A cybercrime group known as BERT has begun targeting organizations across Asia, Europe, and the United States with ransomware attacks that affect both Windows and Linux platforms. Tracked by Trend Micro as ‘Water Pombero,’ BERT has already compromised multiple victims in sectors such as healthcare, technology, and event services since April.
BERT’s tactics include PowerShell-based loaders, privilege escalation techniques, and file encryption. One key tool is a PowerShell script (start.ps1), which disables system defenses, escalates privileges, and downloads the ransomware payload from a remote IP address registered in Russia. While the origin of the group is unclear, the use Russian infrastructure suggests possible links to regional affiliations.
The researchers have also spotted a Linux variant of BERT’s ransomware, which can spin up to 50 threads to accelerate file encryption and force shutdowns of ESXi virtual machines, crippling recovery processes.
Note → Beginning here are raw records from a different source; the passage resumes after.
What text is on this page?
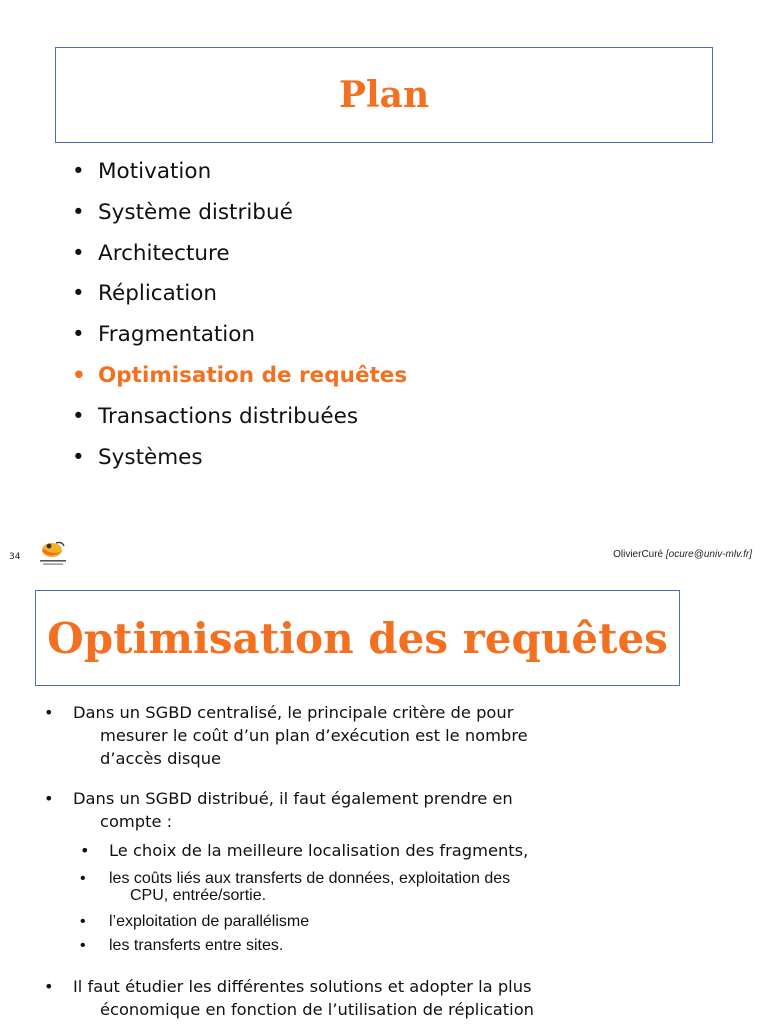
Plan
• Motivation
• Système distribué
• Architecture
• Réplication
• Fragmentation
• Optimisation de requêtes
• Transactions distribuées
• Systèmes
34	OlivierCuré [ocure@univ-mlv.fr]
Optimisation des requêtes
• Dans un SGBD centralisé, le principale critère de pour
mesurer le coût d’un plan d’exécution est le nombre
d’accès disque
• Dans un SGBD distribué, il faut également prendre en
compte :
• Le choix de la meilleure localisation des fragments,
• les coûts liés aux transferts de données, exploitation des
CPU, entrée/sortie.
• l’exploitation de parallélisme
• les transferts entre sites.
• Il faut étudier les différentes solutions et adopter la plus
économique en fonction de l’utilisation de réplication
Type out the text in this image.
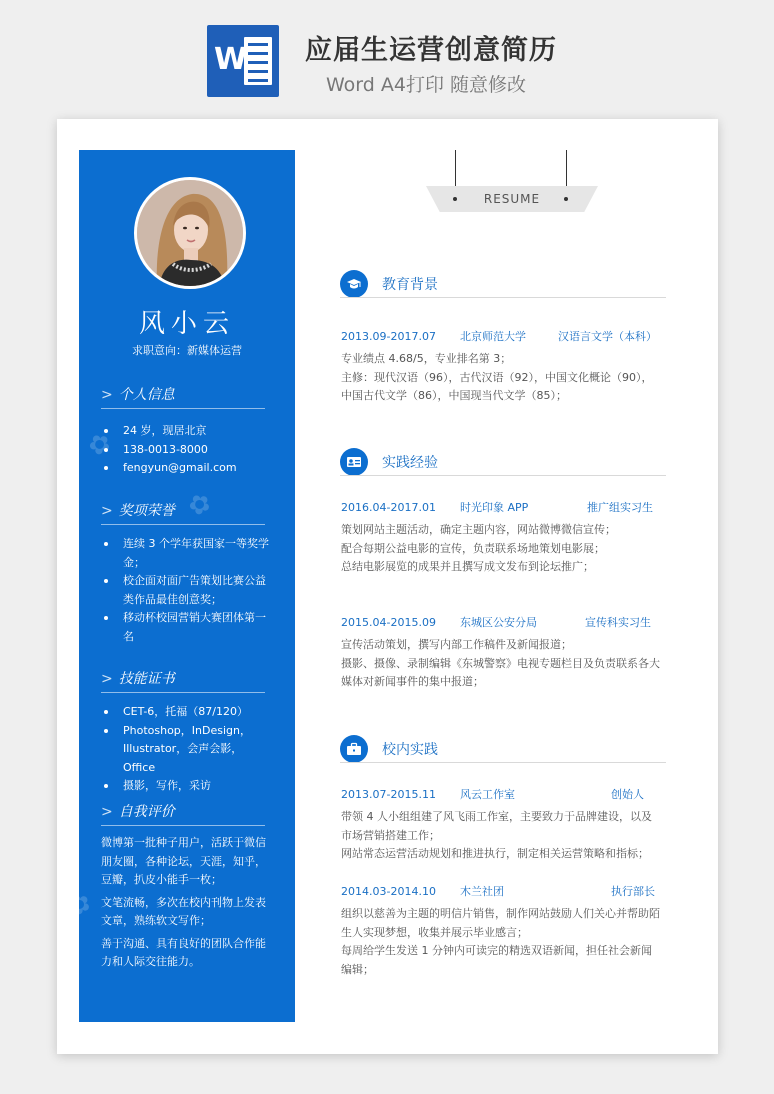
W 应届生运营创意简历
Word A4打印 随意修改
✿
✿
✿
风小云
求职意向：新媒体运营
> 个人信息
24 岁，现居北京
138-0013-8000
fengyun@gmail.com
> 奖项荣誉
连续 3 个学年获国家一等奖学金；
校企面对面广告策划比赛公益类作品最佳创意奖；
移动杯校园营销大赛团体第一名
> 技能证书
CET-6，托福（87/120）
Photoshop，InDesign，Illustrator，会声会影，Office
摄影，写作，采访
> 自我评价

微博第一批种子用户，活跃于微信朋友圈，各种论坛，天涯，知乎，豆瓣，扒皮小能手一枚；

文笔流畅，多次在校内刊物上发表文章，熟练软文写作；

善于沟通、具有良好的团队合作能力和人际交往能力。

RESUME
教育背景
2013.09-2017.07 北京师范大学	汉语言文学（本科）

专业绩点 4.68/5，专业排名第 3；

主修：现代汉语（96），古代汉语（92），中国文化概论（90），中国古代文学（86），中国现当代文学（85）；

实践经验
2016.04-2017.01 时光印象 APP	推广组实习生

策划网站主题活动，确定主题内容，网站微博微信宣传；

配合每期公益电影的宣传，负责联系场地策划电影展；

总结电影展览的成果并且撰写成文发布到论坛推广；

2015.04-2015.09 东城区公安分局	宣传科实习生

宣传活动策划，撰写内部工作稿件及新闻报道；

摄影、摄像、录制编辑《东城警察》电视专题栏目及负责联系各大媒体对新闻事件的集中报道；

校内实践
2013.07-2015.11 风云工作室	创始人

带领 4 人小组组建了风飞雨工作室，主要致力于品牌建设，以及市场营销搭建工作；

网站常态运营活动规划和推进执行，制定相关运营策略和指标；

2014.03-2014.10 木兰社团	执行部长

组织以慈善为主题的明信片销售，制作网站鼓励人们关心并帮助陌生人实现梦想，收集并展示毕业感言；

每周给学生发送 1 分钟内可读完的精选双语新闻，担任社会新闻编辑；
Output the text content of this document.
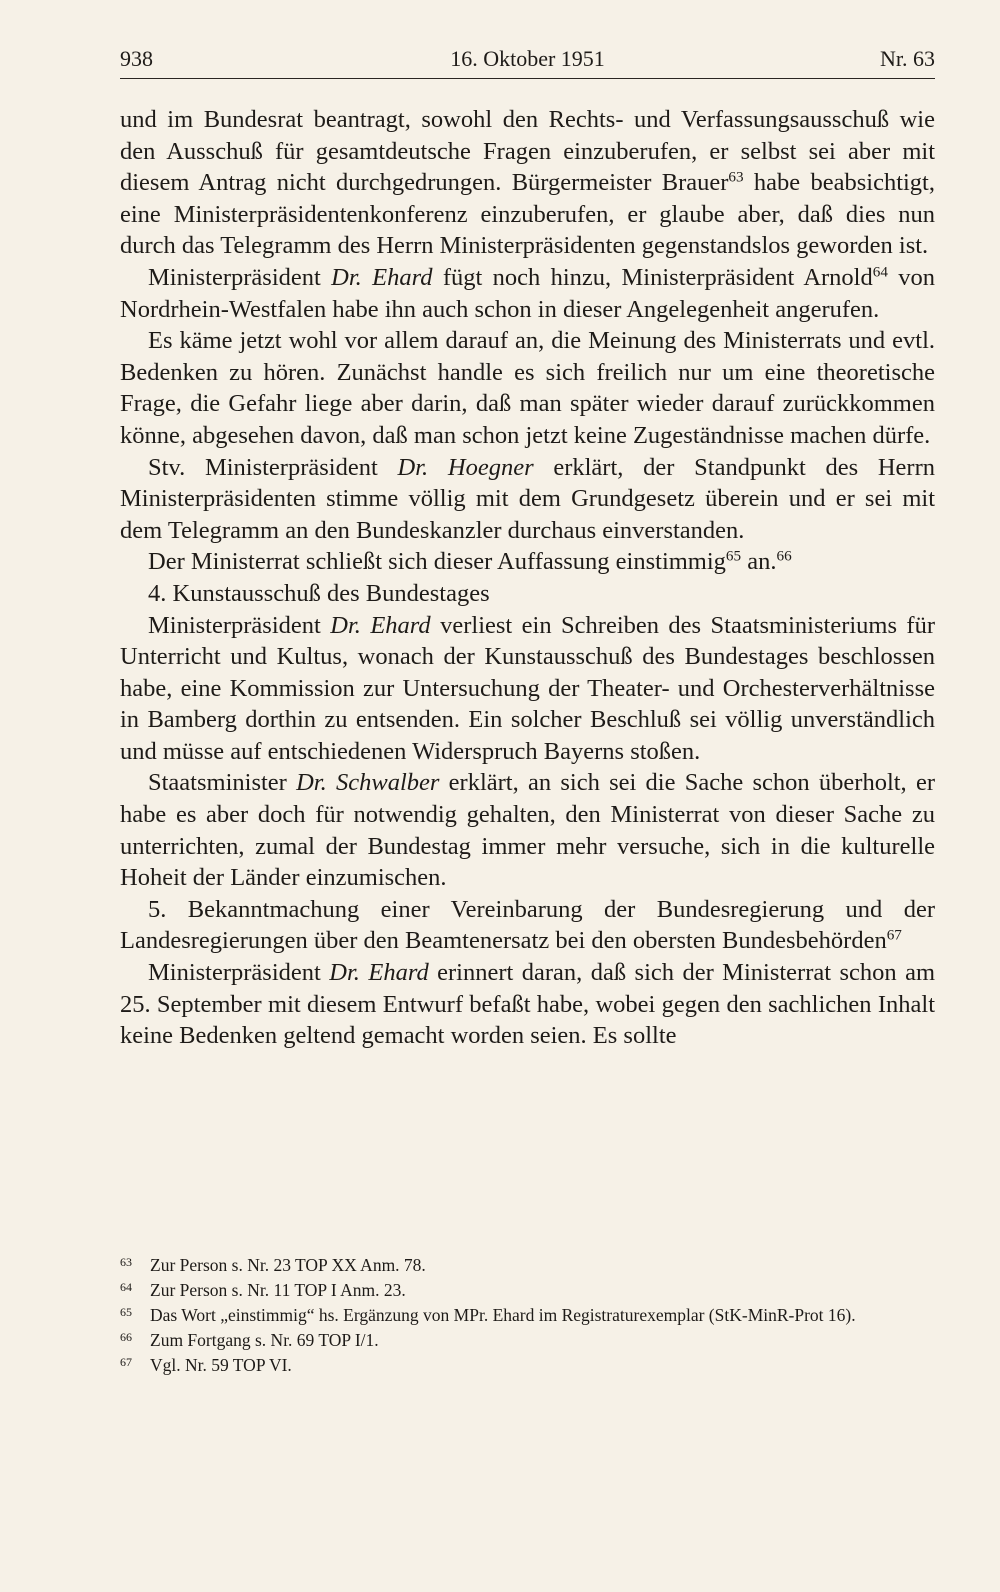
938	16. Oktober 1951	Nr. 63

und im Bundesrat beantragt, sowohl den Rechts- und Verfassungsausschuß wie den Ausschuß für gesamtdeutsche Fragen einzuberufen, er selbst sei aber mit diesem Antrag nicht durchgedrungen. Bürgermeister Brauer$^{63}$ habe beabsichtigt, eine Ministerpräsidentenkonferenz einzuberufen, er glaube aber, daß dies nun durch das Telegramm des Herrn Ministerpräsidenten gegenstandslos geworden ist.

Ministerpräsident Dr. Ehard fügt noch hinzu, Ministerpräsident Arnold$^{64}$ von Nordrhein-Westfalen habe ihn auch schon in dieser Angelegenheit angerufen.

Es käme jetzt wohl vor allem darauf an, die Meinung des Ministerrats und evtl. Bedenken zu hören. Zunächst handle es sich freilich nur um eine theoretische Frage, die Gefahr liege aber darin, daß man später wieder darauf zurückkommen könne, abgesehen davon, daß man schon jetzt keine Zugeständnisse machen dürfe.

Stv. Ministerpräsident Dr. Hoegner erklärt, der Standpunkt des Herrn Ministerpräsidenten stimme völlig mit dem Grundgesetz überein und er sei mit dem Telegramm an den Bundeskanzler durchaus einverstanden.

Der Ministerrat schließt sich dieser Auffassung einstimmig$^{65}$ an.$^{66}$

4. Kunstausschuß des Bundestages

Ministerpräsident Dr. Ehard verliest ein Schreiben des Staatsministeriums für Unterricht und Kultus, wonach der Kunstausschuß des Bundestages beschlossen habe, eine Kommission zur Untersuchung der Theater- und Orchesterverhältnisse in Bamberg dorthin zu entsenden. Ein solcher Beschluß sei völlig unverständlich und müsse auf entschiedenen Widerspruch Bayerns stoßen.

Staatsminister Dr. Schwalber erklärt, an sich sei die Sache schon überholt, er habe es aber doch für notwendig gehalten, den Ministerrat von dieser Sache zu unterrichten, zumal der Bundestag immer mehr versuche, sich in die kulturelle Hoheit der Länder einzumischen.

5. Bekanntmachung einer Vereinbarung der Bundesregierung und der Landesregierungen über den Beamtenersatz bei den obersten Bundesbehörden$^{67}$

Ministerpräsident Dr. Ehard erinnert daran, daß sich der Ministerrat schon am 25. September mit diesem Entwurf befaßt habe, wobei gegen den sachlichen Inhalt keine Bedenken geltend gemacht worden seien. Es sollte

63 Zur Person s. Nr. 23 TOP XX Anm. 78.
64 Zur Person s. Nr. 11 TOP I Anm. 23.
65 Das Wort „einstimmig“ hs. Ergänzung von MPr. Ehard im Registraturexemplar (StK-MinR-Prot 16).
66 Zum Fortgang s. Nr. 69 TOP I/1.
67 Vgl. Nr. 59 TOP VI.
Trend Micro’s analysis suggests that the group’s ransomware may have been based on ransomware families like REvil and Babuk, known for targeting similar environments.
In terms of evolution, the new version of BERT's Windows variant begins encrypting files immediately as they are found, while the original version delayed encryption until files were fully mapped.
“New ransomware groups will likely continue to emerge, repurposing familiar tools and code, while refining TTPs. As the BERT ransomware group demonstrates, simple tools can lead to successful infections. This highlights how emerging groups do not need complex techniques to be effective—just a reliable path to their goal, from intrusion, exfiltration and ultimately leverage over victims,” the report concludes.